I'm writing a interface to a 3rd party library. It manipulates objects through a C interface which essentially is a void*. Here is the code simplified:

struct LibIntf
{
    LibIntf() : opaquePtr{nullptr} {}

    operator void *()  /* const */ { return opaquePtr;  }     
    operator void **()             { return &opaquePtr; }

    void *opaquePtr;
};

int UseMe(void *ptr)
{
    if (ptr == (void *)0x100)
        return 1;
    return 0;
}

void CreateMe(void **ptr)
{
    *ptr = (void *)0x100;
}

int main()
{
    LibIntf lib;

    CreateMe(lib);
    return UseMe(lib);
}

Everything works great until I add the const on the operator void *() line. The code then defaults silently to using the operator void **() breaking the code.

My question is why?

I'm returning a pointer through a function that doesn't modify the object. Should be able to mark it const. If that changes it to a const pointer, the compiler should error because operator void **() shouldn't be a good match for function CallMe() that just want a void *.

Answer 1

This is what the standard says should happen, but this is far from obvious. For quick readers, jump to the "How to fix it?" at the end.

Understanding why the const matters

Once you add the const qualifier, when you call UseMe with an instance of LibIntf, the compiler have the two following possibilities:

1. LibIntf →¹ LibIntf →² void** →³ void* (through operator void**())
2. LibIntf →³ const LibIntf →² void* →¹ void* (through operator void* const())

¹⁾ No conversion needed.
²⁾ User-defined conversion operator.
³⁾ Legal conversions.

Those two conversion paths are legal, so which one to choose?
The standard defining C++ answers:

[over.match.best]/1

Define ICSi(F) as follows:

• [...]
• let ICSi(F) denote the implicit conversion sequence that converts the ith argument in the list to the type of the ith parameter of viable function F. [over.best.ics] defines the implicit conversion sequences and [over.ics.rank] defines what it means for one implicit conversion sequence to be a better conversion sequence or worse conversion sequence than another.
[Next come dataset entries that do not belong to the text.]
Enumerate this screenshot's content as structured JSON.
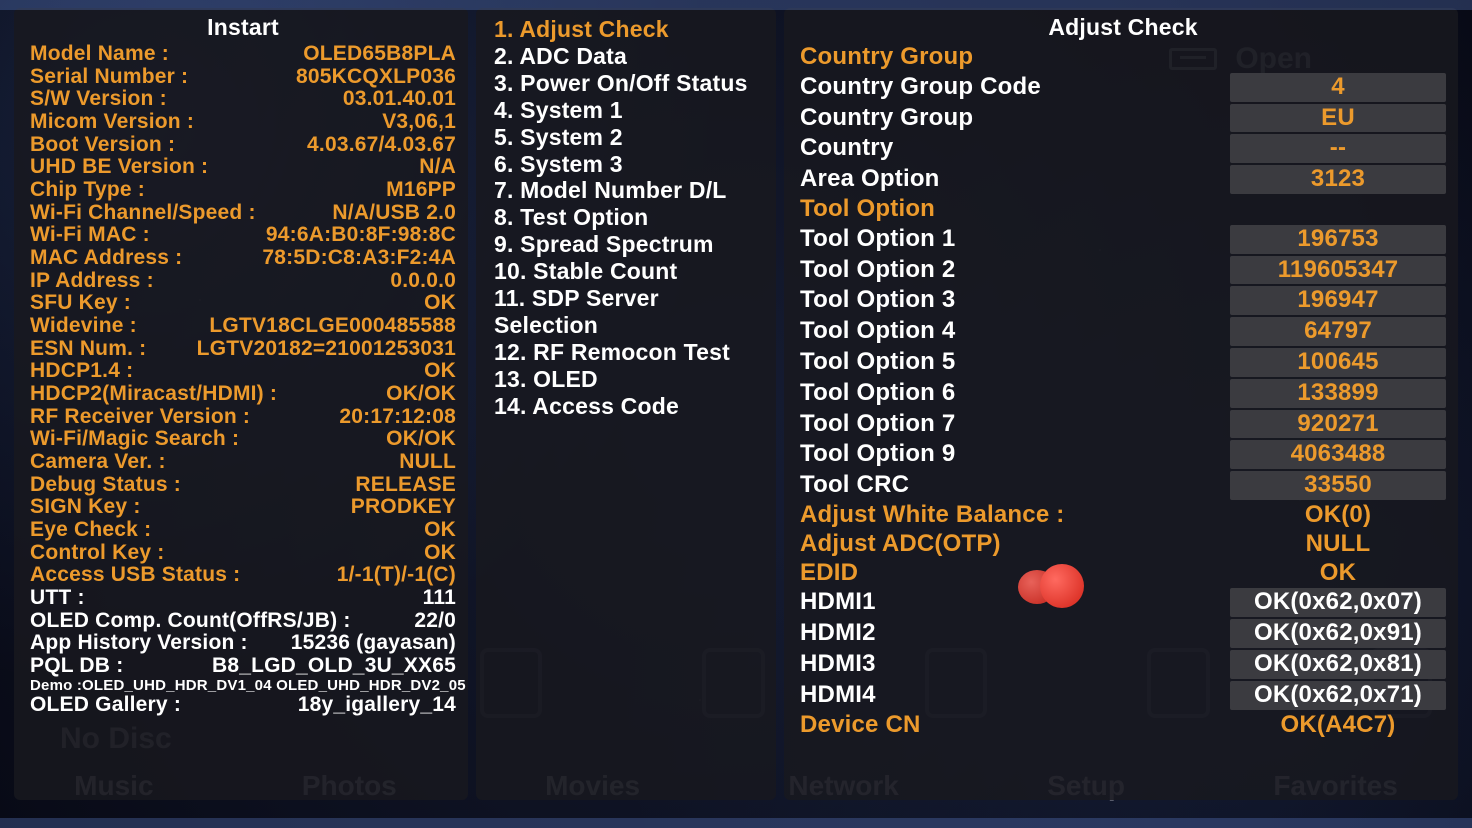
{
  "left": {
    "title": "Instart",
    "rows": [
      {
        "label": "Model Name :",
        "value": "OLED65B8PLA",
        "c": "o"
      },
      {
        "label": "Serial Number :",
        "value": "805KCQXLP036",
        "c": "o"
      },
      {
        "label": "S/W Version :",
        "value": "03.01.40.01",
        "c": "o"
      },
      {
        "label": "Micom Version :",
        "value": "V3,06,1",
        "c": "o"
      },
      {
        "label": "Boot Version :",
        "value": "4.03.67/4.03.67",
        "c": "o"
      },
      {
        "label": "UHD BE Version :",
        "value": "N/A",
        "c": "o"
      },
      {
        "label": "Chip Type :",
        "value": "M16PP",
        "c": "o"
      },
      {
        "label": "Wi-Fi Channel/Speed :",
        "value": "N/A/USB 2.0",
        "c": "o"
      },
      {
        "label": "Wi-Fi MAC :",
        "value": "94:6A:B0:8F:98:8C",
        "c": "o"
      },
      {
        "label": "MAC Address :",
        "value": "78:5D:C8:A3:F2:4A",
        "c": "o"
      },
      {
        "label": "IP Address :",
        "value": "0.0.0.0",
        "c": "o"
      },
      {
        "label": "SFU Key :",
        "value": "OK",
        "c": "o"
      },
      {
        "label": "Widevine :",
        "value": "LGTV18CLGE000485588",
        "c": "o"
      },
      {
        "label": "ESN Num. :",
        "value": "LGTV20182=21001253031",
        "c": "o"
      },
      {
        "label": "HDCP1.4 :",
        "value": "OK",
        "c": "o"
      },
      {
        "label": "HDCP2(Miracast/HDMI) :",
        "value": "OK/OK",
        "c": "o"
      },
      {
        "label": "RF Receiver Version :",
        "value": "20:17:12:08",
        "c": "o"
      },
      {
        "label": "Wi-Fi/Magic Search :",
        "value": "OK/OK",
        "c": "o"
      },
      {
        "label": "Camera Ver. :",
        "value": "NULL",
        "c": "o"
      },
      {
        "label": "Debug Status :",
        "value": "RELEASE",
        "c": "o"
      },
      {
        "label": "SIGN Key :",
        "value": "PRODKEY",
        "c": "o"
      },
      {
        "label": "Eye Check :",
        "value": "OK",
        "c": "o"
      },
      {
        "label": "Control Key :",
        "value": "OK",
        "c": "o"
      },
      {
        "label": "Access USB Status :",
        "value": "1/-1(T)/-1(C)",
        "c": "o"
      },
      {
        "label": "UTT :",
        "value": "111",
        "c": "w"
      },
      {
        "label": "OLED Comp. Count(OffRS/JB) :",
        "value": "22/0",
        "c": "w"
      },
      {
        "label": "App History Version :",
        "value": "15236 (gayasan)",
        "c": "w"
      },
      {
        "label": "PQL DB :",
        "value": "B8_LGD_OLD_3U_XX65",
        "c": "w"
      },
      {
        "label": "Demo :",
        "value": "OLED_UHD_HDR_DV1_04 OLED_UHD_HDR_DV2_05",
        "c": "w",
        "size": "xsmall"
      },
      {
        "label": "OLED Gallery :",
        "value": "18y_igallery_14",
        "c": "w"
      }
    ]
  },
  "mid": {
    "items": [
      {
        "n": "1",
        "label": "Adjust Check",
        "selected": true
      },
      {
        "n": "2",
        "label": "ADC Data"
      },
      {
        "n": "3",
        "label": "Power On/Off Status"
      },
      {
        "n": "4",
        "label": "System 1"
      },
      {
        "n": "5",
        "label": "System 2"
      },
      {
        "n": "6",
        "label": "System 3"
      },
      {
        "n": "7",
        "label": "Model Number D/L"
      },
      {
        "n": "8",
        "label": "Test Option"
      },
      {
        "n": "9",
        "label": "Spread Spectrum"
      },
      {
        "n": "10",
        "label": "Stable Count"
      },
      {
        "n": "11",
        "label": "SDP Server Selection"
      },
      {
        "n": "12",
        "label": "RF Remocon Test"
      },
      {
        "n": "13",
        "label": "OLED"
      },
      {
        "n": "14",
        "label": "Access Code"
      }
    ]
  },
  "right": {
    "title": "Adjust Check",
    "rows": [
      {
        "label": "Country Group",
        "hdr": true
      },
      {
        "label": "Country Group Code",
        "value": "4",
        "box": true
      },
      {
        "label": "Country Group",
        "value": "EU",
        "box": true
      },
      {
        "label": "Country",
        "value": "--",
        "box": true
      },
      {
        "label": "Area Option",
        "value": "3123",
        "box": true
      },
      {
        "label": "Tool Option",
        "hdr": true
      },
      {
        "label": "Tool Option 1",
        "value": "196753",
        "box": true
      },
      {
        "label": "Tool Option 2",
        "value": "119605347",
        "box": true
      },
      {
        "label": "Tool Option 3",
        "value": "196947",
        "box": true
      },
      {
        "label": "Tool Option 4",
        "value": "64797",
        "box": true
      },
      {
        "label": "Tool Option 5",
        "value": "100645",
        "box": true
      },
      {
        "label": "Tool Option 6",
        "value": "133899",
        "box": true
      },
      {
        "label": "Tool Option 7",
        "value": "920271",
        "box": true
      },
      {
        "label": "Tool Option 9",
        "value": "4063488",
        "box": true
      },
      {
        "label": "Tool CRC",
        "value": "33550",
        "box": true
      },
      {
        "label": "Adjust White Balance :",
        "value": "OK(0)",
        "hdr": true,
        "valstyle": "plain-orange"
      },
      {
        "label": "Adjust ADC(OTP)",
        "value": "NULL",
        "hdr": true,
        "valstyle": "plain-orange"
      },
      {
        "label": "EDID",
        "value": "OK",
        "hdr": true,
        "valstyle": "plain-orange"
      },
      {
        "label": "HDMI1",
        "value": "OK(0x62,0x07)",
        "box": true,
        "valstyle": "plain-white"
      },
      {
        "label": "HDMI2",
        "value": "OK(0x62,0x91)",
        "box": true,
        "valstyle": "plain-white"
      },
      {
        "label": "HDMI3",
        "value": "OK(0x62,0x81)",
        "box": true,
        "valstyle": "plain-white"
      },
      {
        "label": "HDMI4",
        "value": "OK(0x62,0x71)",
        "box": true,
        "valstyle": "plain-white"
      },
      {
        "label": "Device CN",
        "value": "OK(A4C7)",
        "hdr": true,
        "valstyle": "plain-orange"
      }
    ]
  },
  "bg": {
    "open": "Open",
    "nodisc": "No Disc",
    "tabs": [
      "Music",
      "Photos",
      "Movies",
      "Network",
      "Setup",
      "Favorites"
    ]
  }
}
Given these definitions, a viable function F1 is defined to be a better function than another viable function F2 if for all arguments i, ICSi(F1) is not a worse conversion sequence than ICSi(F2), and then

• for some argument j, ICSj(F1) is a better conversion sequence than ICSj(F2), or, if not that,

• the context is an initialization by user-defined conversion (see [dcl.init], [over.match.conv], and [over.match.ref]) and the standard conversion sequence from the return type of F1 to the destination type (i.e., the type of the entity being initialized) is a better conversion sequence than the standard conversion sequence from the return type of F2 to the destination type.
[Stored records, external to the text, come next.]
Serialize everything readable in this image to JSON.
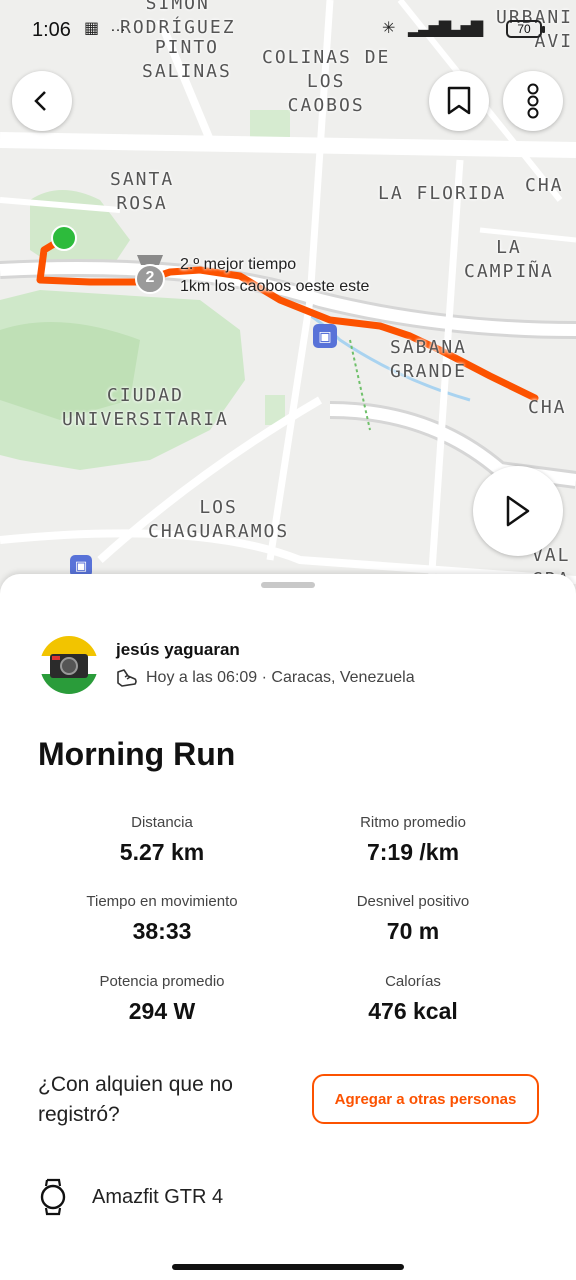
{
  "status_bar": {
    "time": "1:06",
    "battery": "70"
  },
  "map": {
    "labels": [
      {
        "id": "simon-rodriguez",
        "text": "SIMÓN\nRODRÍGUEZ"
      },
      {
        "id": "pinto-salinas",
        "text": "PINTO\nSALINAS"
      },
      {
        "id": "colinas",
        "text": "COLINAS DE\nLOS\nCAOBOS"
      },
      {
        "id": "urbani",
        "text": "URBANI\nAVI"
      },
      {
        "id": "santa-rosa",
        "text": "SANTA\nROSA"
      },
      {
        "id": "la-florida",
        "text": "LA FLORIDA"
      },
      {
        "id": "cha1",
        "text": "CHA"
      },
      {
        "id": "la-campina",
        "text": "LA\nCAMPIÑA"
      },
      {
        "id": "sabana-grande",
        "text": "SABANA\nGRANDE"
      },
      {
        "id": "cha2",
        "text": "CHA"
      },
      {
        "id": "ciudad-universitaria",
        "text": "CIUDAD\nUNIVERSITARIA"
      },
      {
        "id": "los-chaguaramos",
        "text": "LOS\nCHAGUARAMOS"
      },
      {
        "id": "val",
        "text": "VAL\nGRA"
      }
    ],
    "segment_badge": "2",
    "segment_label_line1": "2.º mejor tiempo",
    "segment_label_line2": "1km los caobos oeste este"
  },
  "athlete": {
    "name": "jesús yaguaran",
    "meta": "Hoy a las 06:09 · Caracas, Venezuela"
  },
  "activity": {
    "title": "Morning Run"
  },
  "stats": [
    {
      "label": "Distancia",
      "value": "5.27 km"
    },
    {
      "label": "Ritmo promedio",
      "value": "7:19 /km"
    },
    {
      "label": "Tiempo en movimiento",
      "value": "38:33"
    },
    {
      "label": "Desnivel positivo",
      "value": "70 m"
    },
    {
      "label": "Potencia promedio",
      "value": "294 W"
    },
    {
      "label": "Calorías",
      "value": "476 kcal"
    }
  ],
  "tag_prompt": "¿Con alquien que no registró?",
  "add_button_label": "Agregar a otras personas",
  "device": {
    "name": "Amazfit GTR 4",
    "icon": "watch-icon"
  },
  "colors": {
    "accent": "#fc5200",
    "start_marker": "#2dbb3c",
    "park": "#cfe8c9"
  }
}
(I had to read it a couple times before getting it.)

This all means in your specific case than option #1 is better than option #2 because for user-defined conversion operators, the conversion of the return type (void** to void* in option #1) is considered after the conversion of the parameter type (LibIntf to const LibIntf in option #2).
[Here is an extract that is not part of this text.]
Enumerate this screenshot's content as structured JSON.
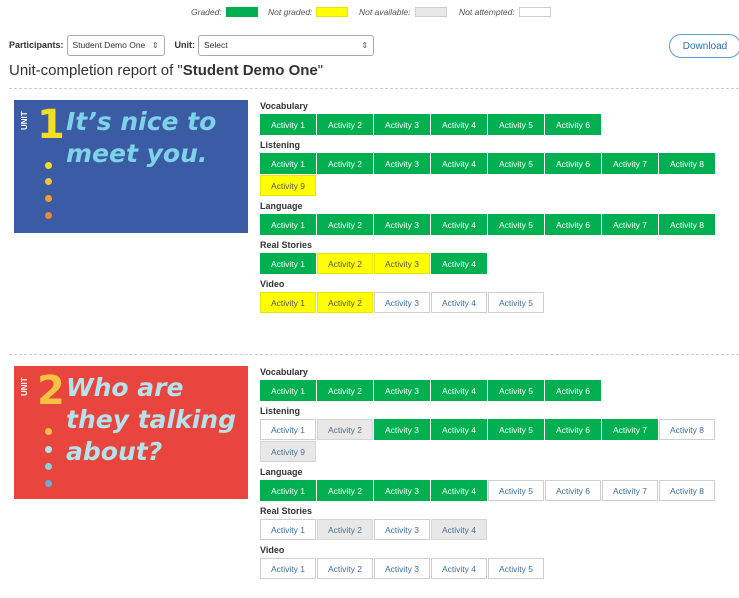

In chain, this means in option #1 there is nothing to convert (latter in the conversion chain, there will but this is not yet considered) but in option #2 a conversion from non-const to const is needed. Option #1 is, thus, dubbed better.

How to fix it?

Simply remove the need to consider the non-const to const conversion by casting the variable to const (explicitly (casts are always explicit (or are called conversions))):

struct LibIntf
{
    LibIntf() : opaquePtr{nullptr} {}

    operator void *()  const { return opaquePtr;  }     
    operator void **()       { return &opaquePtr; }

    void *opaquePtr;
};

int UseMe(void *ptr)
{
    if (ptr == (void *)0x100)
        return 1;
    return 0;
}

void CreateMe(void **ptr)
{
    *ptr = (void *)0x100;
}

int main()
{
    LibIntf lib;
    CreateMe(lib);

    // unfortunately, you cannot const_cast an instance, only refs & ptrs
    return UseMe(static_cast<const LibIntf>(lib));
}